Sebagaimana kita ketahui bersama, kebijakan Parlemen Uni Eropa yang tertuang dalam Renewable Energy Directive II (RED II) yang berlaku pada 2019 lalu dianggap sebagai langkah politis yang mendiskriminasi sawit Indonesia. Di dalam RED II, sawit Indonesia dinyatakan tidak dapat memenuhi standar UE karena menyebabkan deforestasi dan high risk indirect land Usechange (ILUC) atau berisiko tinggi atas perubahan lahan tidak langsung. Berlakunya RED II jelas mengganjal ekspor biofuel berbahan sawit dari Indonesia ke negara-negara UE.

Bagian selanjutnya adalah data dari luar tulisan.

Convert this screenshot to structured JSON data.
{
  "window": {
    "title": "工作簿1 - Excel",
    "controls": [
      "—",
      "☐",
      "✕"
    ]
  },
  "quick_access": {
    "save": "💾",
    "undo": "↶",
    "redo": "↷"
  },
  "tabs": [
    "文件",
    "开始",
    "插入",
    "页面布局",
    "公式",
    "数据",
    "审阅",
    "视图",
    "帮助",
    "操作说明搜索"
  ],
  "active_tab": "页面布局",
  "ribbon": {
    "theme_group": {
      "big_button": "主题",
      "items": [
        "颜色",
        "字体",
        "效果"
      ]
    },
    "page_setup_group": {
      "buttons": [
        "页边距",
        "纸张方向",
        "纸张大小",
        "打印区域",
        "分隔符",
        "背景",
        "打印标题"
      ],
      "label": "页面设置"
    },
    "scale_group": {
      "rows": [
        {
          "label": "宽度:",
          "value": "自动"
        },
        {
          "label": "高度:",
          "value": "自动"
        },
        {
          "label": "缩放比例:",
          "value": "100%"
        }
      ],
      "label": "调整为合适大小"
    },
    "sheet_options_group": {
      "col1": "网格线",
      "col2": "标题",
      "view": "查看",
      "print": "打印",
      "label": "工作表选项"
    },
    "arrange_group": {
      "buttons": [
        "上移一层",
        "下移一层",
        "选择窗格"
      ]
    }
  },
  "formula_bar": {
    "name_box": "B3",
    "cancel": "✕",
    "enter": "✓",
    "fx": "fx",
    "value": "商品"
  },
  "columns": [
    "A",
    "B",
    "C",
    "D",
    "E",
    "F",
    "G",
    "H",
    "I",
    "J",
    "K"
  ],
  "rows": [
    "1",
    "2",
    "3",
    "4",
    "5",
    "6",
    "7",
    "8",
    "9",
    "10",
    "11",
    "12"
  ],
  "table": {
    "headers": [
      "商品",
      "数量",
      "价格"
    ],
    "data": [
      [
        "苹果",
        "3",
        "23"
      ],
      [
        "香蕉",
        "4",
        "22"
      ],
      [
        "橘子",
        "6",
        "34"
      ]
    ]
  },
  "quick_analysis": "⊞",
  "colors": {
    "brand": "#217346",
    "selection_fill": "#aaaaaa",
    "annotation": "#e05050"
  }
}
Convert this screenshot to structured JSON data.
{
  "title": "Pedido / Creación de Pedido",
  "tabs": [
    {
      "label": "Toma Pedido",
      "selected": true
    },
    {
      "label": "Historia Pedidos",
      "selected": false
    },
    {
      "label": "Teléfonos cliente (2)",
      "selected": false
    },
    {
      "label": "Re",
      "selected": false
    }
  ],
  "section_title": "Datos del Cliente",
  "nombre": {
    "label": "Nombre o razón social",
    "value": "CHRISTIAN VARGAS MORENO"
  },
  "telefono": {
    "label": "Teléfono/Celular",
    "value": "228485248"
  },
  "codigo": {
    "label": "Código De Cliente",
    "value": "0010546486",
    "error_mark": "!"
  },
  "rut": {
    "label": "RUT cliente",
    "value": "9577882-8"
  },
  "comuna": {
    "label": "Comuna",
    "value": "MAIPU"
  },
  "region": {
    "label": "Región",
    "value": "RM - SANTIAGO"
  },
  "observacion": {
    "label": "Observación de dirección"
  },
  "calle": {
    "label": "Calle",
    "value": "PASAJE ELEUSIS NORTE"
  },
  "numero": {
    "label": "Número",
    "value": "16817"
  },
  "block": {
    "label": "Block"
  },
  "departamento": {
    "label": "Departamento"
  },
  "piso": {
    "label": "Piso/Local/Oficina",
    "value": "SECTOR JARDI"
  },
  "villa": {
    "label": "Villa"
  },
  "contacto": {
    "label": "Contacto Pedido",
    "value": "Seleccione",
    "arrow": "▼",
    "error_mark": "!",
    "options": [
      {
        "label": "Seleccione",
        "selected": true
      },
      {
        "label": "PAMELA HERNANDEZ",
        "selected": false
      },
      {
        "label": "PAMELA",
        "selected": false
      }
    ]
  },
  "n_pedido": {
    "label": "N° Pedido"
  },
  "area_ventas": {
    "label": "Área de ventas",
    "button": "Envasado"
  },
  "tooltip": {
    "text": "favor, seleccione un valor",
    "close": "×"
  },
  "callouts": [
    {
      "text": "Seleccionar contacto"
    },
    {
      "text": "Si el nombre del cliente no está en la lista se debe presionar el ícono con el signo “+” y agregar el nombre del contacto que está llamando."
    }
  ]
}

Hasan menilai Indonesia perlu memperkuat diri dalam diplomasi sawit. Perlu informasi-informasi positif yang dikembangkan terkait dampak positif langsung maupun tidak langsung sawit bagi sosial, perekonomian maupun lingkungan. Selain itu penguatan data perlu terus dikembangkan agar menjadi landasan kuat dalam diplomasi melawan diskriminasi Uni Eropa tersebut.

Ia menyarankan agar Indonesia merespons negative campaign yang digulirkan oleh Uni Eropa  dengan mengkampanyekan sisi-sisi positif dari sawit. Indonesia harus secara terus menerus menonjolkan kebaikan sawit. Misalkan mengenai efisiensi luas lahan yang dibutuhkan untuk mendapatkan jumlah panen yang sama antara produk sawit dibandingkan dengan minyak nabati lainnya.

Baca Juga :   Isu Sawit Jadi Kunci Kemitraan Dagang Asean-Uni Eropa

RED II melarang penggunaan biofuel berbasis sawit karena telah dikategorikan sebagai risiko tinggi perubahan penggunaan lahan tidak langsung pada DR. Kategori ini ditentukan berdasarkan indikator emisi yang dihasilkan dalam perubahan penggunaan lahan dengan menjatuhkan cut off date atau tahun penebangan yakni pada tahun 2008. Wakil Ketua Umum I GAPKI, Kacuk Sumarto dalam sambutannya menyatakan cut off date yang ditetapkan oleh Uni Eropa dalam ILUC yakni tahun 2008 yang dianggap tidak adil dan tidak memiliki dasar ilmiah. pada masa tersebut Indonesia sedang mengembangkan industri perkebunannya, salah satunya sawit sedangkan Amerika dan Eropa telah lebih dulu melakukan deforestasi.

Senada dengan Kacuk, laju deforestasi yang isunya disebabkan oleh industri kelapa sawit tidaklah sesuai. Guru Besar Fakultas Kehutanan Institute Pertanian Bogor (IPB) Prof. Yanto Santosa mengungkapkan kajian Komisi Eropa tahun 2013 yang menjelaskan total deforestasi lahan seluas 239 juta hektar. Sebanyak 58 juta hektar diantaranya disebabkan oleh sektor peternakan, 13 juta hektar oleh pembukaan lahan kedelai dan 8 juta karena pembukaan lahan jagung. Sementara itu, untuk industri sawit menyumbang 2,5% atau 6 juta hektar.